A sustained and systematic theological reflection on the idea that being a Christian is, first and last, a matter of the flesh, Christian Flesh shows us what being a Christian means for fleshly existence. Depicting and analyzing what the Christian tradition has to say about the flesh of Christians in relation to that of Christ, the book shows that some kinds of fleshly activity conform well to being a Christian, while others are in tension with it. But to lead a Christian life is to be unconstrained by ordinary ethical norms. Arguing that no particular case of fleshly activity is forbidden, Paul J. Griffiths illustrates his message through extended case studies of what it is for Christians to eat, to clothe themselves, and to engage in physical intimacy.
About the author
Paul J. Griffiths is Warren Chair of Catholic Theology at Duke University and the author of The Practice of Catholic Theology (2016) and Decreation (2014).

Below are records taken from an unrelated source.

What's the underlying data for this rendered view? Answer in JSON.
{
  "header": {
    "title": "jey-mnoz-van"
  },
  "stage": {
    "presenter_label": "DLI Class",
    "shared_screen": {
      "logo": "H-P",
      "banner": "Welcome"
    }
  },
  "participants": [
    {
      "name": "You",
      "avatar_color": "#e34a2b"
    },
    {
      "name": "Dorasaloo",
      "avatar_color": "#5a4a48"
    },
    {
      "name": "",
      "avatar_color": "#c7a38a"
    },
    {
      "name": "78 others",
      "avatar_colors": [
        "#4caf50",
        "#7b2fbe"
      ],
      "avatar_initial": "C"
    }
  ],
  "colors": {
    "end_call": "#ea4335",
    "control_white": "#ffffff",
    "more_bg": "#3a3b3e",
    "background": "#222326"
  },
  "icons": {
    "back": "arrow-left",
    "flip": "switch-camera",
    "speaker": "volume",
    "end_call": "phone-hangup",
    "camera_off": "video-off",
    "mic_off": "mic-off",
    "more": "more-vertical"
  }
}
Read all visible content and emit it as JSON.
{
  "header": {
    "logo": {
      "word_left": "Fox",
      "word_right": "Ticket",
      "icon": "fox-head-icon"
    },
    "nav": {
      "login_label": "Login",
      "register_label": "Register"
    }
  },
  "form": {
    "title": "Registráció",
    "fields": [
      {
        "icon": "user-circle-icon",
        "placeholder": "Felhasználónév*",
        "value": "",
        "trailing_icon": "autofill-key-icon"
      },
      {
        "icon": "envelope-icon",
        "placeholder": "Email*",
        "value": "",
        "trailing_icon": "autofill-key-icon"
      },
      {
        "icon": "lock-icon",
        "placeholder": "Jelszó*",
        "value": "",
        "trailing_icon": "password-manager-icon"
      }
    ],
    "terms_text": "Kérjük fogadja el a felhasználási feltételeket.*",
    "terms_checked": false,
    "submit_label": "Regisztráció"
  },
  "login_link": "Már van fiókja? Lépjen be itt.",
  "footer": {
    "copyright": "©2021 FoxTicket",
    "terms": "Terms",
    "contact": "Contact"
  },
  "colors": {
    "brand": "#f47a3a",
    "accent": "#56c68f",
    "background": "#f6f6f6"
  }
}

"Paul Griffiths, one of the few truly creative theologians of our time, has produced another brilliant and provocative work of speculative theology, demonstrating the centrality of the flesh to the mysteries and doctrines of the Christian faith and examining questions of the greatest significance today and always."
—Carol Zaleski, Smith College
"In this trenchant and careful theological treatment of our embodiment, Paul Griffiths puts the stress exactly where it should be put -- on the possibility of transfigured touch. In doing so he does not shy away from the violence involved in all fallen caresses, nor the degree of caress that survives even in our violent touches. By focusing on the varieties of touch, he is able to untangle several unfortunate arguments between liberals and conservatives in a most refreshing way. One does not have to agree with all his conclusions to be immensely assisted by this book and grateful to him for writing it."
—John Milbank, University of Nottingham
"As ever, Paul Griffiths is almost alarming in his lucidity and intelligence. Very few theologians can boast a comparable combination of profound questioning and precise reasoning. This is a book worthy of the most serious reflection, debate, and admiration."
—David Bentley Hart, Notre Dame Institute for Advanced Study
"Readers familiar with Paul J. Griffiths's work know they must be prepared to encounter provocation in his new book, Christian Flesh, for Griffiths is a provocateur in the best sense, someone who intends to leave the reader uncomfortable and thereby provoke conversation. Griffiths enjoys a good scrap of the clarifying kind, and in this book I think he has invited readers of various stripes to a variety of good scraps...This book has prompted me to ponder the issues it raises more deeply, for which I have its provocative author to thank."